The recommendations apply initially to Oslo and the Indre Østfold municipality as well as to journeys to and from these locations.
They take effect for an initial 14 days.
The new guidelines on face masks are a recommendation and therefore not a mandatory requirement which authorities can enforce.
Norway’s Directorate of Health (Helsedirektoratet) is confident that members of the public will understand the seriousness of the situation and follow the recommendations, the authority’s director Bjørn Guldvog said to VG.
“It’s not relevant to use the police to control compliance with this recommendation. Local transport companies can decide whether to use security personnel or other staff to advise passengers,” he said.

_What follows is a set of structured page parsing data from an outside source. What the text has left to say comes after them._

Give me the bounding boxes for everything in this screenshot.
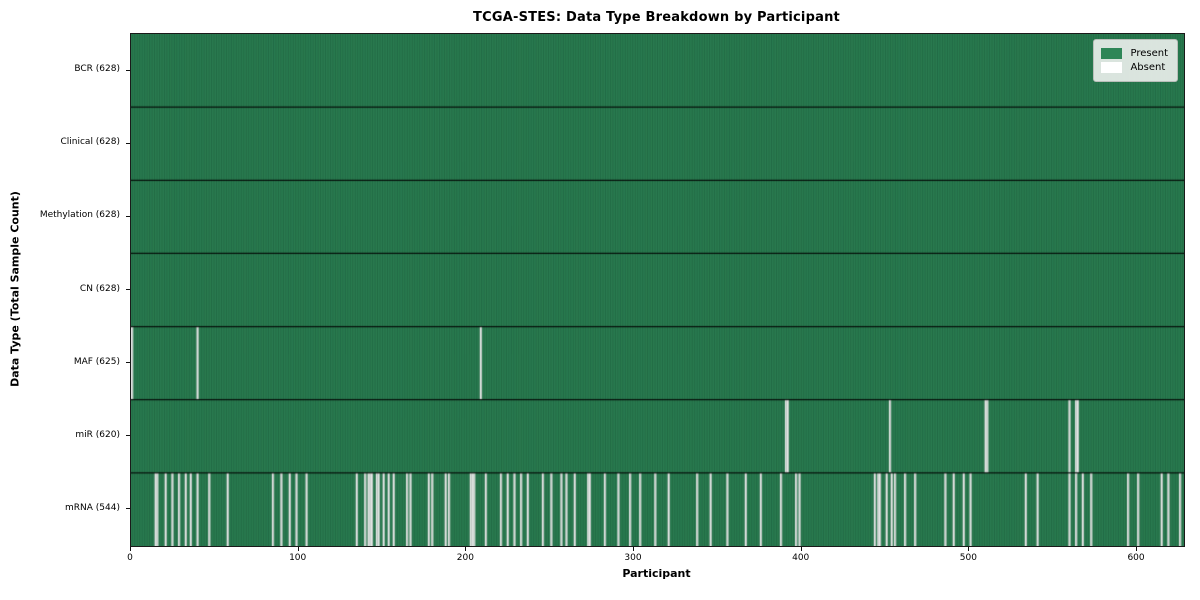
y-tick-label-methylation: Methylation (628): [39, 210, 120, 221]
x-tick-label-500: 500: [959, 553, 977, 563]
y-tick-label-bcr: BCR (628): [74, 64, 120, 75]
x-tick-mark: [968, 547, 970, 551]
heatmap-canvas: [131, 34, 1184, 546]
x-tick-label-300: 300: [624, 553, 642, 563]
legend: Present Absent: [1093, 39, 1178, 82]
x-tick-label-400: 400: [792, 553, 810, 563]
y-tick-mark: [126, 435, 130, 437]
y-tick-mark: [126, 289, 130, 290]
x-axis-label: Participant: [622, 567, 691, 580]
y-tick-mark: [126, 69, 130, 71]
x-tick-label-600: 600: [1127, 553, 1145, 563]
x-tick-mark: [1136, 547, 1138, 551]
legend-swatch-absent: [1101, 62, 1123, 73]
y-tick-mark: [126, 508, 130, 510]
x-tick-label-200: 200: [456, 553, 474, 563]
y-tick-label-maf: MAF (625): [73, 356, 120, 367]
x-tick-mark: [465, 547, 467, 551]
plot-area: Present Absent: [130, 33, 1185, 547]
x-tick-mark: [297, 547, 299, 551]
y-tick-mark: [126, 215, 130, 217]
legend-label-absent: Absent: [1130, 62, 1166, 73]
x-tick-mark: [130, 547, 131, 551]
y-tick-label-mir: miR (620): [75, 429, 120, 440]
y-tick-label-cn: CN (628): [79, 283, 120, 294]
x-tick-mark: [800, 547, 802, 551]
y-tick-label-mrna: mRNA (544): [65, 502, 120, 513]
legend-item-absent: Absent: [1101, 62, 1168, 73]
x-tick-label-0: 0: [127, 553, 133, 563]
y-tick-mark: [126, 362, 130, 364]
y-tick-label-clinical: Clinical (628): [60, 137, 120, 148]
chart-title: TCGA-STES: Data Type Breakdown by Partic…: [473, 10, 840, 25]
x-tick-mark: [633, 547, 635, 551]
legend-label-present: Present: [1130, 48, 1168, 59]
legend-item-present: Present: [1101, 48, 1168, 59]
legend-swatch-present: [1101, 48, 1123, 59]
y-tick-mark: [126, 142, 130, 144]
x-tick-label-100: 100: [289, 553, 307, 563]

Operating company Ruter is responsible for the running of buses in Oslo. The firm’s press spokesperson Knut-Martin Løken told VG that Ruter does not have the authority to enforce either the wearing of face masks or sanctions for not wearing them.
“This is a recommendation and not a law,” Løken told the newspaper.
As such, passengers who use buses, trams or underground rail in Oslo will not be asked to disembark if they refuse to wear face masks, he confirmed.
Information posters outlining face mask recommendations will be placed by Ruter on board buses, trams and underground T-bane trains.
National rail operator Vy will, like Ruter, not ask passengers to leave trains if they do not wear face masks.
“This is voluntary. It is passengers’ own responsibility to wear a face mask and keep a one-metre distance,” Vy head of communication Nina Schage told VG.
“If (the train) is full, we encourage you to consider a different departure,” she added.